Berserk And The Band Of The Hawk (PS4, Vita, PC)
Essentially a Dynasty Warriors game in Berserk drag, Berserk and the Band Of The Hawk follows the origin story of Guts, a mercenary who comes across the aforementioned band of warriors and forms a close, strong bond with them before it all goes to hell. The game uses clips of the anime as cutscenes, a welcome change of pace, but it’s a bit bland in presentation; everything looks and moves smoothly enough, but it doesn’t really stand out. That said, you’ll want to enable the gore to get the most out of this game; some of the gorier attacks are so over-the-top they’re funny.
This is a brawler all the way with little innovation. Hit square, hit triangle, dodge, hit your power meter, and so on. It’s smooth enough; it’d better be, considering this is a Dynasty Warriors game under a license and the publisher has made plenty of those, but this is decidedly comfort-food gaming.
That said, there’s nothing wrong with comfort food, and to the game’s credit, genuine thought was put into making this accessible to people who have no idea who the heck Guts is or why they should care about his grimdark path across a faux medieval Europe. Berserk is a comic book that’s been published since 1989, and a lot of plot and character has piled up since then. It would have been easy to simply cater to fans, but there’s a genuine focus here on trying to capture what’s made Kentaro Miura’s comics so popular.
Still, that does emphasize the melodramatic nature of the story.
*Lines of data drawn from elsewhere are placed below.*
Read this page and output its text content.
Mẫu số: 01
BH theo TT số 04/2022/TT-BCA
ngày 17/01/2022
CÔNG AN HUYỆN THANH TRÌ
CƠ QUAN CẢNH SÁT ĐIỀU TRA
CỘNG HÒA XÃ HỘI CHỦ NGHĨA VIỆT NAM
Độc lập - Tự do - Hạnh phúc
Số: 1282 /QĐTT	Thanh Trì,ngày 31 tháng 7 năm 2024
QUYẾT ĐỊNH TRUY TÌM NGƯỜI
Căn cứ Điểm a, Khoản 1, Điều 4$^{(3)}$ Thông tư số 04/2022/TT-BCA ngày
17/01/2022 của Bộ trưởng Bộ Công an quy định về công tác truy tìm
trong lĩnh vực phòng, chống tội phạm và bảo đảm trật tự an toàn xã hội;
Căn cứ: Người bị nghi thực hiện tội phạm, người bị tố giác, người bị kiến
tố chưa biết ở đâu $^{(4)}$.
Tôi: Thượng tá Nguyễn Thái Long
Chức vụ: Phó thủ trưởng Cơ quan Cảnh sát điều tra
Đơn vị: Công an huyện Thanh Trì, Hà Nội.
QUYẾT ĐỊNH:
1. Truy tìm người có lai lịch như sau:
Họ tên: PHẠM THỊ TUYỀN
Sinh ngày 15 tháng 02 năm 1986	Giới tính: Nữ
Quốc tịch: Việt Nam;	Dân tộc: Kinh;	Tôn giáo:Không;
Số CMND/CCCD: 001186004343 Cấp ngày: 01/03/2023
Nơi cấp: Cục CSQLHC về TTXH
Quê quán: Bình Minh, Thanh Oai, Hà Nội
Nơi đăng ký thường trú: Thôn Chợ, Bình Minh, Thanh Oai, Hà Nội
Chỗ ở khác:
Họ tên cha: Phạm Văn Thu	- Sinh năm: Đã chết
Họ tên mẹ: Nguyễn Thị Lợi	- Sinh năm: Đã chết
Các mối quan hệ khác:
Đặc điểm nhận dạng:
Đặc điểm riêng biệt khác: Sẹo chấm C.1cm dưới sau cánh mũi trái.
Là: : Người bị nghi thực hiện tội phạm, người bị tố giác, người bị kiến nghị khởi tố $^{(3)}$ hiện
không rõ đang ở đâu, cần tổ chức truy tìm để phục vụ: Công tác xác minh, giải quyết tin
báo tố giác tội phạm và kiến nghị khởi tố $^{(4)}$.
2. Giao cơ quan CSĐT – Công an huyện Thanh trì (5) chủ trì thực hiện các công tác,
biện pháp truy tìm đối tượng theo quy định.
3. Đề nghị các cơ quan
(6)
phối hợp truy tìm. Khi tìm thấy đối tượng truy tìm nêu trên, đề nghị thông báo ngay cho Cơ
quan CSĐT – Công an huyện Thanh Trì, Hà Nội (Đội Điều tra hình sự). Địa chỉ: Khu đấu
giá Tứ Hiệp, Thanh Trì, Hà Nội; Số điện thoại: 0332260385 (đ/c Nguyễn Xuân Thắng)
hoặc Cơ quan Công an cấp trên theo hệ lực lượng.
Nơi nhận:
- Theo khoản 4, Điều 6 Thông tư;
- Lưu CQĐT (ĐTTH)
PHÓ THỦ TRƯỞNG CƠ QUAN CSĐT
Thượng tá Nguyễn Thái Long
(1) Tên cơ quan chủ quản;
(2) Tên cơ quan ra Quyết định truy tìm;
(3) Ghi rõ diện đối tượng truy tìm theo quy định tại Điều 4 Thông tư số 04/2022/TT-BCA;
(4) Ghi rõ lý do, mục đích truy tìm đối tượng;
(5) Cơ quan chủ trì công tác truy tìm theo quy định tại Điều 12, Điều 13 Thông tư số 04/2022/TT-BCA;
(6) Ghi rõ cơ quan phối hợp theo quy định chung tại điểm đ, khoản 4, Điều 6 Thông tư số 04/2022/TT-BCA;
Our “hero,” such as he is, was born from the womb of a hanged woman, turned into a child soldier, becomes a mercenary, and has a brand on his neck that lures demons and monsters to him. Guts’ tale of woe is so consistently extreme it becomes just a little difficult to take seriously. You half expect him to get a puppy that promptly commits suicide to save him, it’s so grindingly bleak.
Across its ten to twelve hours, Berserk and The Band of The Hawk doesn’t change the way you look at brawlers. It is, however, often a lot of fun, and unlike most licensed products, it’s a good introduction to the story in question. If you’re looking to shut your brain off and play for a few hours, this is an ideal candidate.